Youville provides child care, high school classes, parenting classes, counseling services, cooking classes, a nutritious breakfast and lunch for both mothers and children, Food Bank services, academic and career counseling, housing support, and help getting into post-secondary education. The moms also benefit from having a peer group and spending their days among friends who can relate to their reality.

Ultimately it’s up to the young women to do the hard work necessary to achieve their educational goals. And most of them do. There’s a wall, at Youville, with photos of all the graduating classes from over the years, and the graduates look absolutely radiant and deservedly proud of everything they’ve accomplished so far.

You can make a donation to the United Way here.

8 comments to A peek inside Youville Centre

  • Nat

    I think it’s really very important to share these sorts of stories. The money raised through United Way helps real people in need.

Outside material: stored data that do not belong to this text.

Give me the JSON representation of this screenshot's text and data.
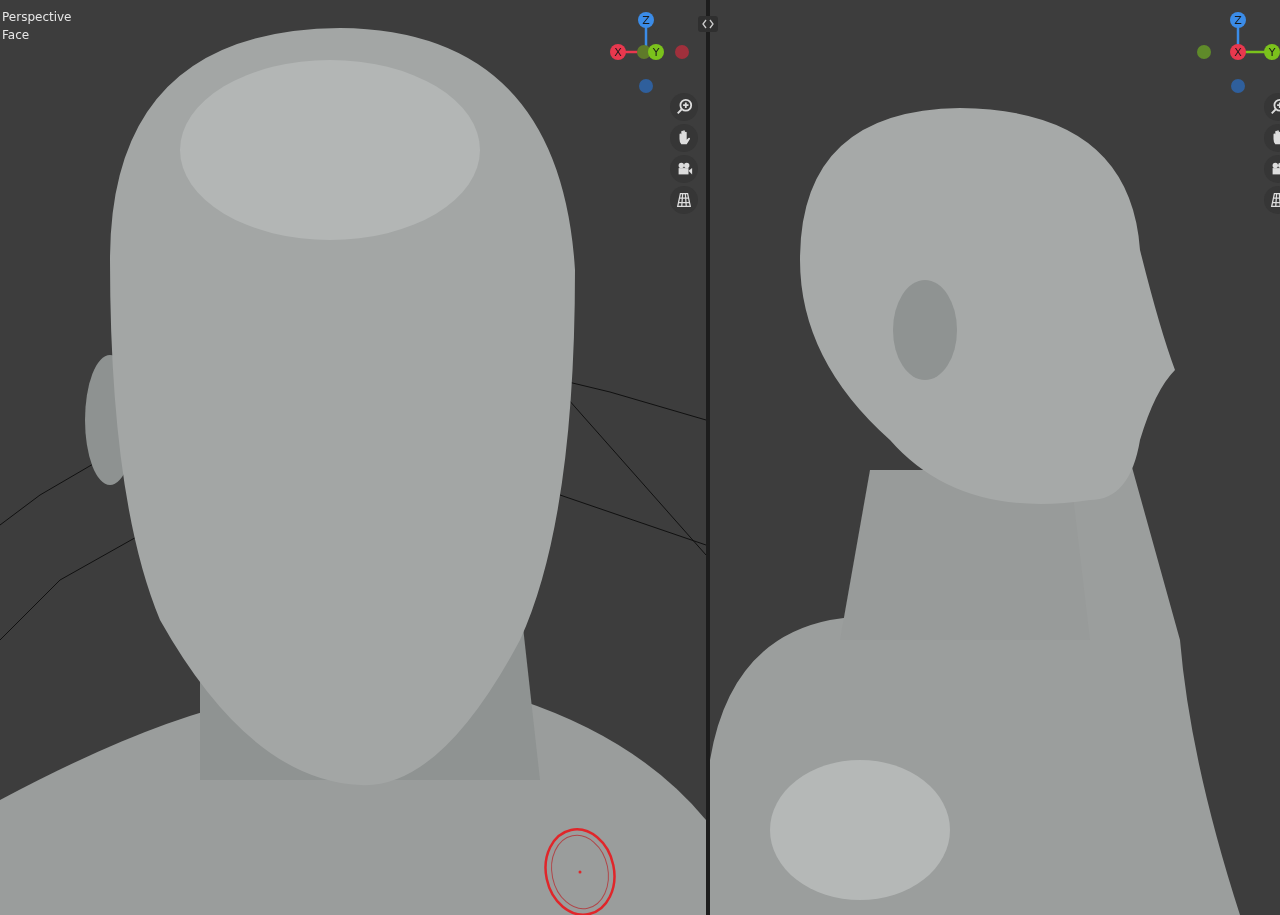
{
  "viewports": [
    {
      "overlay_lines": [
        "Perspective",
        "Face"
      ],
      "gizmo": {
        "z": "Z",
        "x": "X",
        "y": "Y"
      },
      "brush_cursor": true
    },
    {
      "gizmo": {
        "z": "Z",
        "x": "X",
        "y": "Y"
      }
    }
  ]
}
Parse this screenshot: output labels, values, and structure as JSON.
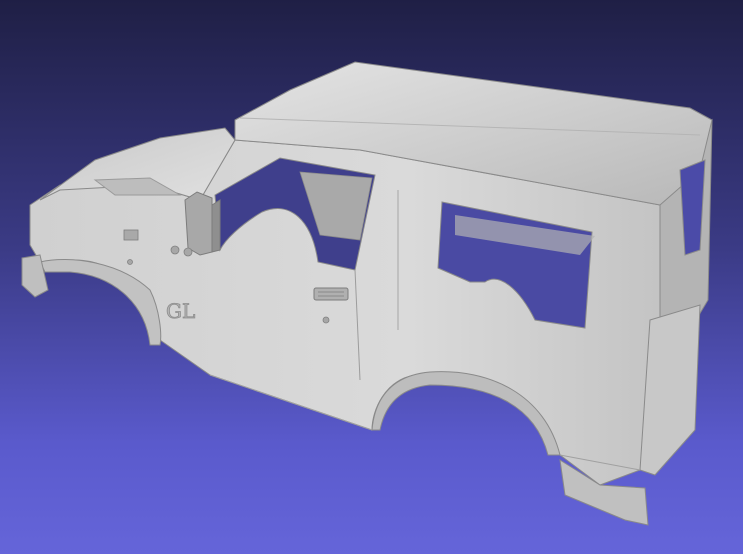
{
  "viewer": {
    "background_top": "#1f1f45",
    "background_bottom": "#6565d9",
    "mesh_base_color": "#d2d2d2"
  },
  "model": {
    "badge_text": "GL"
  }
}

    Like the rest of you, there is no way I could have handled having a baby as a teen. Heck, I could barely handle The Boy when I had him at 30. Glad these girls have somewhere they can turn to for help.

  • felonius bunk

    it’s interesting to compare your alleged disaster with fictional creation (allowing your subjective dismissal of any possible literary merit) with your literal creation (son), whom you sculpted quite wonderfully into an actual person – but you were so much better prepared for writing!

  • Julia

    I think the whole concept and execution of the Youville Centre is great and I am glad we have it. But shouldn’t as much energy be put into an ounce of prevention centre, where teen girls are taught how not to get pregnant in the first place? I am not talking about the teens who wanted to have a baby. I am talking about those did not intend to get pregnant, those who just wanted some love and affection and it turned into a baby. Not everybody who wants to have sex wants a baby too. I think we need be a lot more open and honest in what we tell our kids about sex and how it leads to babies. And I think we also need to be more honest in taking to them about their feelings about wanting sex and not avoid the truth that sex is great and it feels really good too. Especially when your hormones are raging in the first post-puberty years. Of course, I haven’t been to high school in a really long time so maybe they do talk that way these days. But I doubt it.

  • Nat, I know, motherhood changes EVERYTHING. It’s a huge adjustment.

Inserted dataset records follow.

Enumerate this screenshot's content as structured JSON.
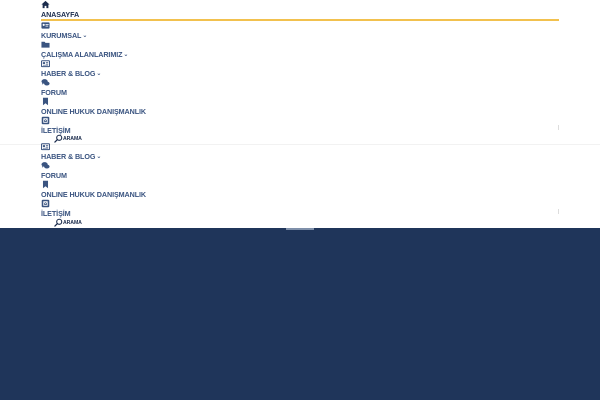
{
  "menu": {
    "home": "ANASAYFA",
    "corporate": "KURUMSAL",
    "practice_areas": "ÇALIŞMA ALANLARIMIZ",
    "news_blog": "HABER & BLOG",
    "forum": "FORUM",
    "online_consulting": "ONLINE HUKUK DANIŞMANLIK",
    "contact": "İLETİŞİM",
    "search": "ARAMA"
  },
  "colors": {
    "active_underline": "#f2c14e",
    "menu_text": "#3a5480",
    "active_text": "#1a2b4c",
    "hero_background": "#1f355a"
  },
  "icons": [
    "home-icon",
    "id-card-icon",
    "folder-icon",
    "newspaper-icon",
    "comments-icon",
    "bookmark-icon",
    "contact-icon",
    "search-icon"
  ]
}
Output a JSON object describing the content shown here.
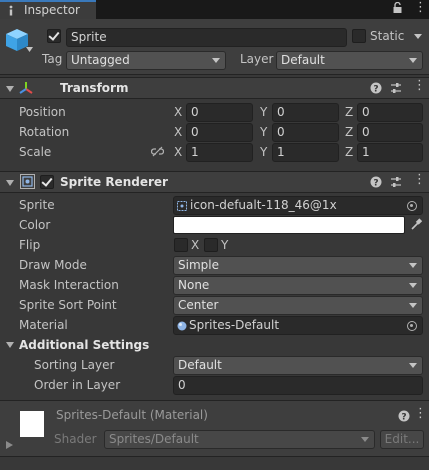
{
  "tab": {
    "label": "Inspector",
    "icon": "info-icon"
  },
  "header": {
    "name": "Sprite",
    "static_label": "Static",
    "tag_label": "Tag",
    "tag_value": "Untagged",
    "layer_label": "Layer",
    "layer_value": "Default"
  },
  "transform": {
    "title": "Transform",
    "rows": [
      {
        "label": "Position",
        "x": "0",
        "y": "0",
        "z": "0"
      },
      {
        "label": "Rotation",
        "x": "0",
        "y": "0",
        "z": "0"
      },
      {
        "label": "Scale",
        "x": "1",
        "y": "1",
        "z": "1"
      }
    ],
    "axis_x": "X",
    "axis_y": "Y",
    "axis_z": "Z"
  },
  "sprite_renderer": {
    "title": "Sprite Renderer",
    "sprite_label": "Sprite",
    "sprite_value": "icon-defualt-118_46@1x",
    "color_label": "Color",
    "color_value": "#ffffff",
    "flip_label": "Flip",
    "flip_x": "X",
    "flip_y": "Y",
    "draw_mode_label": "Draw Mode",
    "draw_mode_value": "Simple",
    "mask_label": "Mask Interaction",
    "mask_value": "None",
    "sort_point_label": "Sprite Sort Point",
    "sort_point_value": "Center",
    "material_label": "Material",
    "material_value": "Sprites-Default",
    "additional_title": "Additional Settings",
    "sorting_layer_label": "Sorting Layer",
    "sorting_layer_value": "Default",
    "order_label": "Order in Layer",
    "order_value": "0"
  },
  "material": {
    "title": "Sprites-Default (Material)",
    "shader_label": "Shader",
    "shader_value": "Sprites/Default",
    "edit_label": "Edit..."
  },
  "colors": {
    "accent": "#3a79bb",
    "background": "#383838",
    "field": "#2a2a2a"
  }
}
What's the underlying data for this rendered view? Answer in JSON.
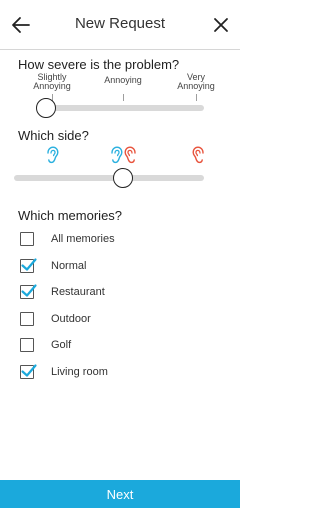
{
  "header": {
    "title": "New Request",
    "back_icon": "arrow-left-icon",
    "close_icon": "close-icon"
  },
  "severity": {
    "title": "How severe is the problem?",
    "labels": [
      {
        "line1": "Slightly",
        "line2": "Annoying"
      },
      {
        "line1": "Annoying",
        "line2": ""
      },
      {
        "line1": "Very",
        "line2": "Annoying"
      }
    ],
    "value_label": "Slightly Annoying"
  },
  "side": {
    "title": "Which side?",
    "left_ear_color": "#2ab0df",
    "right_ear_color": "#e8533c",
    "value": "Both"
  },
  "memories": {
    "title": "Which memories?",
    "items": [
      {
        "label": "All memories",
        "checked": false
      },
      {
        "label": "Normal",
        "checked": true
      },
      {
        "label": "Restaurant",
        "checked": true
      },
      {
        "label": "Outdoor",
        "checked": false
      },
      {
        "label": "Golf",
        "checked": false
      },
      {
        "label": "Living room",
        "checked": true
      }
    ],
    "check_color": "#1ba9dc"
  },
  "footer": {
    "next_label": "Next",
    "bg_color": "#1ba9dc"
  }
}
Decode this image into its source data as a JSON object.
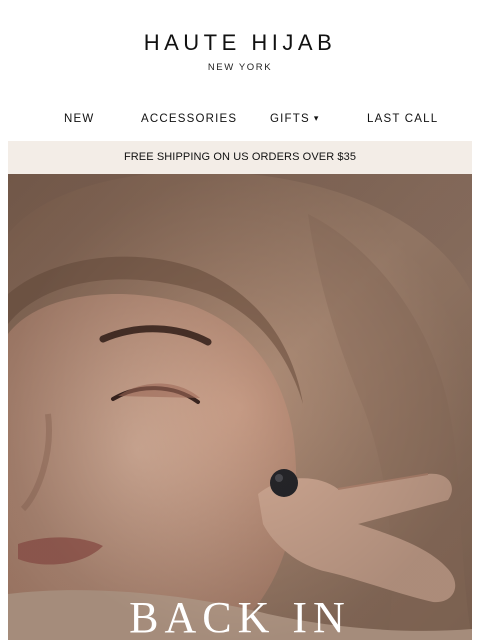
{
  "header": {
    "brand": "HAUTE HIJAB",
    "brand_sub": "NEW YORK"
  },
  "nav": {
    "items": [
      {
        "label": "NEW"
      },
      {
        "label": "ACCESSORIES"
      },
      {
        "label": "GIFTS"
      },
      {
        "label": "LAST CALL"
      }
    ],
    "gifts_icon": "chevron-down-icon"
  },
  "banner": {
    "text": "FREE SHIPPING ON US ORDERS OVER $35"
  },
  "hero": {
    "headline": "BACK IN",
    "colors": {
      "scarf": "#a88671",
      "skin": "#c9a08a",
      "accent_dark": "#2a2a2e"
    }
  }
}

    Felonius, thank you. He’s still my favourite creation, and always will be.

    Julia, maybe I’m being naive, but I’d be surprised if very many babies came into being these days because of ignorance. I tend to think that girls these days have a lot more information than we did – and we knew where babies came from. They’ve got the internet and everything. I think kids might not have as much access to birth control as they need, or they might take chances because they underestimate the risk of pregnancy. But yes, I agree with you, ideally they would have complete access to information and to birth control at whatever age they want or need it.

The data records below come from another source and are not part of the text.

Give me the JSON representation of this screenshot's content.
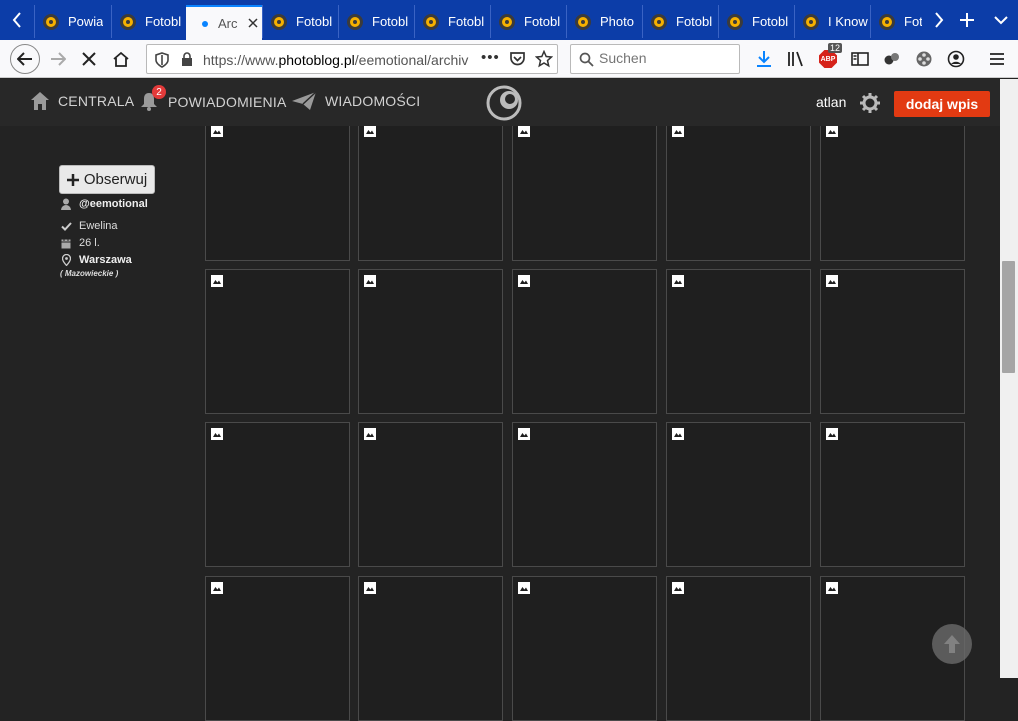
{
  "tabs": [
    {
      "label": "Powia",
      "active": false
    },
    {
      "label": "Fotobl",
      "active": false
    },
    {
      "label": "Arc",
      "active": true
    },
    {
      "label": "Fotobl",
      "active": false
    },
    {
      "label": "Fotobl",
      "active": false
    },
    {
      "label": "Fotobl",
      "active": false
    },
    {
      "label": "Fotobl",
      "active": false
    },
    {
      "label": "Photo",
      "active": false
    },
    {
      "label": "Fotobl",
      "active": false
    },
    {
      "label": "Fotobl",
      "active": false
    },
    {
      "label": "I Know",
      "active": false
    },
    {
      "label": "Foto",
      "active": false
    }
  ],
  "browser": {
    "url_prefix": "https://www.",
    "url_domain": "photoblog.pl",
    "url_path": "/eemotional/archiv",
    "search_placeholder": "Suchen",
    "abp_badge": "12",
    "new_tab": "+"
  },
  "site_header": {
    "centrala": "CENTRALA",
    "notifications": "POWIADOMIENIA",
    "notifications_count": "2",
    "messages": "WIADOMOŚCI",
    "username": "atlan",
    "add_entry": "dodaj wpis"
  },
  "profile": {
    "follow_label": "Obserwuj",
    "handle": "@eemotional",
    "name": "Ewelina",
    "age": "26 l.",
    "city": "Warszawa",
    "region": "( Mazowieckie )"
  },
  "colors": {
    "tabstrip": "#0c3da8",
    "accent": "#e23a12",
    "badge": "#e23a3a",
    "page_bg": "#232323"
  }
}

  • Hi Zoom – do you think the Youville Centre could benefit from a toy donation? I have LeapFrog learning toys available for donation on my blog — simply leave the name of the organization and they can be considered for the donation. Thanks for sharing the stories of these young women. Julie

  • Thanks Julie, I’ll do that!

  • Zoom – Youville will be receiving those helpful learn-to-read Tag systems! If you have a contact there, pls email me directly. Otherwise, I’ll just call their main line and find the right person for the hand-off. Julie

  • Excellent, thank you so much Julie! I don’t have a personal contact, so the main line’s the way to go.